Crispy chicken pops
Making your own chicken nuggets is dead easy and these crispy chicken pops are a great, easy snack or lunch served with salad.
In life, there are days where you want light, refreshing food. Food that feeds your body and makes you wholesome and healthy. Today is not one of those days. Today we want crispy, fried chicken dipped into Heinz ketchup. (And it has to be Heinz ketchup, or tomato sauce as we call it here in South Africa.)
The thing about these crunchy, golden little chicken pops is that they are addictive to everyone who eats them. Kids, adults, grandparents, you name it, they love it. Because even though chicken nuggets as a whole is considered very much the food of children, grown-ups love them just as much, if not more. And making them yourself not only results in a much more delicious end result, you also know there are no hidden nasties.
They make for a great after-school snack or serve them with some coleslaw and grilled corn for a more substantial meal. The options are endless and trust me, there will be smiles all around.
How to make chicken pops
Chop skinless, deboned chicken breasts into bite-sized piece. Season flour with salt, pepper, paprika and oregano and beat a few eggs into a separate bowl. Dip the chicken first into the flour, then into the egg and again into the flour. If you want a thicker coating, repeat this process. Fry the chicken pops in hot oil until golden brown and crisp. Allow to drain on kitchen paper and serve.

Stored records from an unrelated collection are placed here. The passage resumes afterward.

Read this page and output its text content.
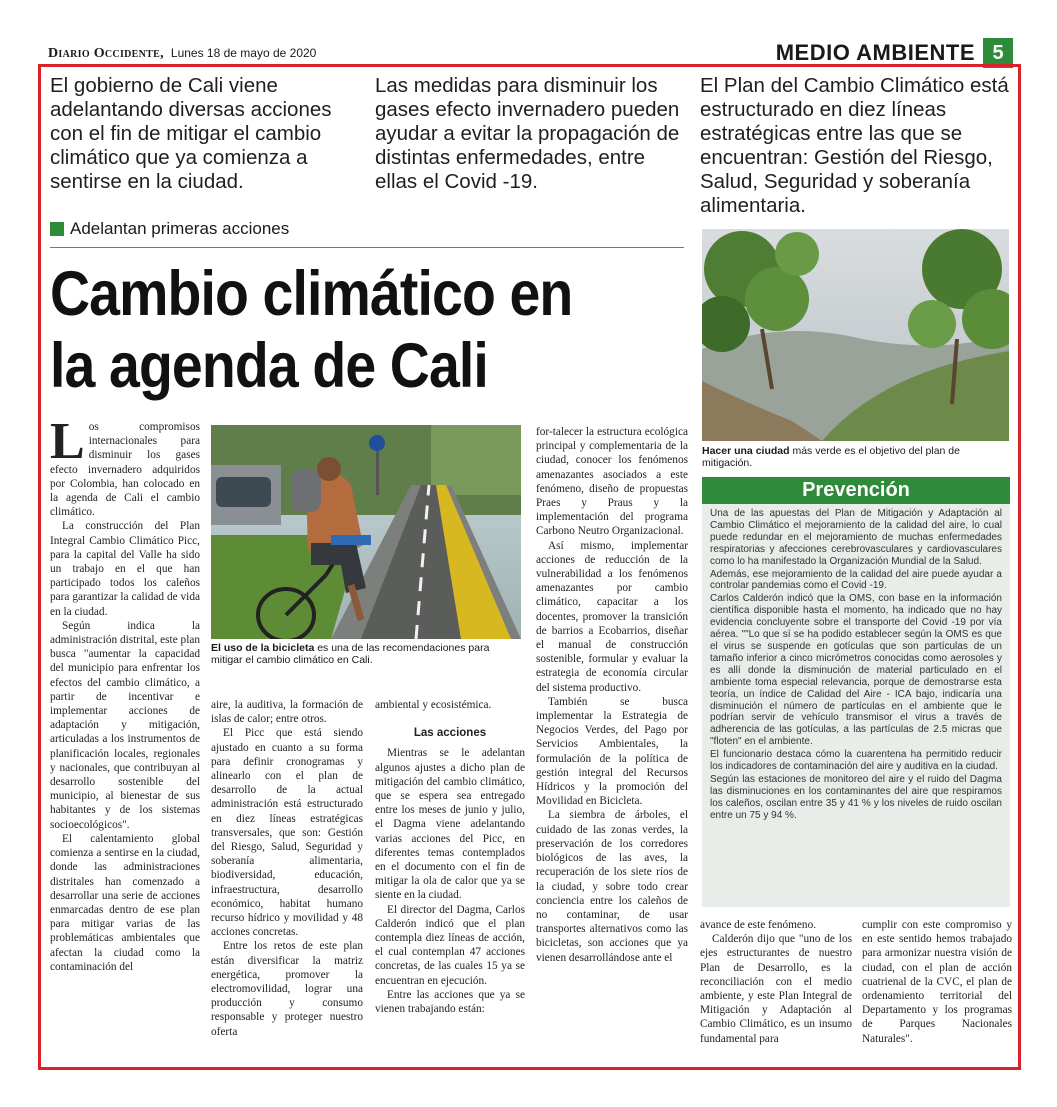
Diario Occidente, Lunes 18 de mayo de 2020	MEDIO AMBIENTE 5
El gobierno de Cali viene adelantando diversas acciones con el fin de mitigar el cambio climático que ya comienza a sentirse en la ciudad.
Las medidas para disminuir los gases efecto invernadero pueden ayudar a evitar la propagación de distintas enfermedades, entre ellas el Covid -19.
El Plan del Cambio Climático está estructurado en diez líneas estratégicas entre las que se encuentran: Gestión del Riesgo, Salud, Seguridad y soberanía alimentaria.
Adelantan primeras acciones
Cambio climático en la agenda de Cali

Los compromisos internacionales para disminuir los gases efecto invernadero adquiridos por Colombia, han colocado en la agenda de Cali el cambio climático.

La construcción del Plan Integral Cambio Climático Picc, para la capital del Valle ha sido un trabajo en el que han participado todos los caleños para garantizar la calidad de vida en la ciudad.

Según indica la administración distrital, este plan busca "aumentar la capacidad del municipio para enfrentar los efectos del cambio climático, a partir de incentivar e implementar acciones de adaptación y mitigación, articuladas a los instrumentos de planificación locales, regionales y nacionales, que contribuyan al desarrollo sostenible del municipio, al bienestar de sus habitantes y de los sistemas socioecológicos".

El calentamiento global comienza a sentirse en la ciudad, donde las administraciones distritales han comenzado a desarrollar una serie de acciones enmarcadas dentro de ese plan para mitigar varias de las problemáticas ambientales que afectan la ciudad como la contaminación del

El uso de la bicicleta es una de las recomendaciones para mitigar el cambio climático en Cali.

aire, la auditiva, la formación de islas de calor; entre otros.

El Picc que está siendo ajustado en cuanto a su forma para definir cronogramas y alinearlo con el plan de desarrollo de la actual administración está estructurado en diez líneas estratégicas transversales, que son: Gestión del Riesgo, Salud, Seguridad y soberanía alimentaria, biodiversidad, educación, infraestructura, desarrollo económico, habitat humano recurso hídrico y movilidad y 48 acciones concretas.

Entre los retos de este plan están diversificar la matriz energética, promover la electromovilidad, lograr una producción y consumo responsable y proteger nuestro oferta

ambiental y ecosistémica.

Las acciones

Mientras se le adelantan algunos ajustes a dicho plan de mitigación del cambio climático, que se espera sea entregado entre los meses de junio y julio, el Dagma viene adelantando varias acciones del Picc, en diferentes temas contemplados en el documento con el fin de mitigar la ola de calor que ya se siente en la ciudad.

El director del Dagma, Carlos Calderón indicó que el plan contempla diez líneas de acción, el cual contemplan 47 acciones concretas, de las cuales 15 ya se encuentran en ejecución.

Entre las acciones que ya se vienen trabajando están:

for-talecer la estructura ecológica principal y complementaria de la ciudad, conocer los fenómenos amenazantes asociados a este fenómeno, diseño de propuestas Praes y Praus y la implementación del programa Carbono Neutro Organizacional.

Así mismo, implementar acciones de reducción de la vulnerabilidad a los fenómenos amenazantes por cambio climático, capacitar a los docentes, promover la transición de barrios a Ecobarrios, diseñar el manual de construcción sostenible, formular y evaluar la estrategia de economía circular del sistema productivo.

También se busca implementar la Estrategia de Negocios Verdes, del Pago por Servicios Ambientales, la formulación de la política de gestión integral del Recursos Hídricos y la promoción del Movilidad en Bicicleta.

La siembra de árboles, el cuidado de las zonas verdes, la preservación de los corredores biológicos de las aves, la recuperación de los siete ríos de la ciudad, y sobre todo crear conciencia entre los caleños de no contaminar, de usar transportes alternativos como las bicicletas, son acciones que ya vienen desarrollándose ante el

Hacer una ciudad más verde es el objetivo del plan de mitigación.
Prevención

Una de las apuestas del Plan de Mitigación y Adaptación al Cambio Climático el mejoramiento de la calidad del aire, lo cual puede redundar en el mejoramiento de muchas enfermedades respiratorias y afecciones cerebrovasculares y cardiovasculares como lo ha manifestado la Organización Mundial de la Salud.

Además, ese mejoramiento de la calidad del aire puede ayudar a controlar pandemias como el Covid -19.

Carlos Calderón indicó que la OMS, con base en la información científica disponible hasta el momento, ha indicado que no hay evidencia concluyente sobre el transporte del Covid -19 por vía aérea. ""Lo que sí se ha podido establecer según la OMS es que el virus se suspende en gotículas que son partículas de un tamaño inferior a cinco micrómetros conocidas como aerosoles y es allí donde la disminución de material particulado en el ambiente toma especial relevancia, porque de demostrarse esta teoría, un índice de Calidad del Aire - ICA bajo, indicaría una disminución el número de partículas en el ambiente que le podrían servir de vehículo transmisor el virus a través de adherencia de las gotículas, a las partículas de 2.5 micras que "floten" en el ambiente.

El funcionario destaca cómo la cuarentena ha permitido reducir los indicadores de contaminación del aire y auditiva en la ciudad.

Según las estaciones de monitoreo del aire y el ruido del Dagma las disminuciones en los contaminantes del aire que respiramos los caleños, oscilan entre 35 y 41 % y los niveles de ruido oscilan entre un 75 y 94 %.

avance de este fenómeno.

Calderón dijo que "uno de los ejes estructurantes de nuestro Plan de Desarrollo, es la reconciliación con el medio ambiente, y este Plan Integral de Mitigación y Adaptación al Cambio Climático, es un insumo fundamental para

cumplir con este compromiso y en este sentido hemos trabajado para armonizar nuestra visión de ciudad, con el plan de acción cuatrienal de la CVC, el plan de ordenamiento territorial del Departamento y los programas de Parques Nacionales Naturales".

What to serve with chicken pops
- Easy oven baked fries with fry sauce
- Summer grilled corn salad
- Easy creamy condensed milk potato salad
- Easy spicy garlic baked potato wedges
Crispy chicken pops
- 4 large skinless de-boned chicken breasts
- 2 cups flour
- 2 teaspoons smoked paprika
- 2 teaspoons dried oregano
- 2 teaspoons salt
- 1 teaspoon cracked pepper
- 3 eggs
- oil for frying
- Heat the oil in a large, deep pot.
- Cut the chicken breasts into bite-sized chunks.
- Place the flour into a bowl and add the spices then whisk well to combine.
- Place the eggs into a separate bowl and whisk well.
- Coat the chicken first in the flour, dusting off the excess, then in the egg and again in the flour. You can repeat this step to create a thicker coating.
- Carefully place the coated chicken in the hot oil and fry for 3-4 minutes until the chicken is crisp and golden brown and cooked through.
- Remove from the oil and drain on kitchen paper.
- Serve with fresh lemon and ketchup for dipping.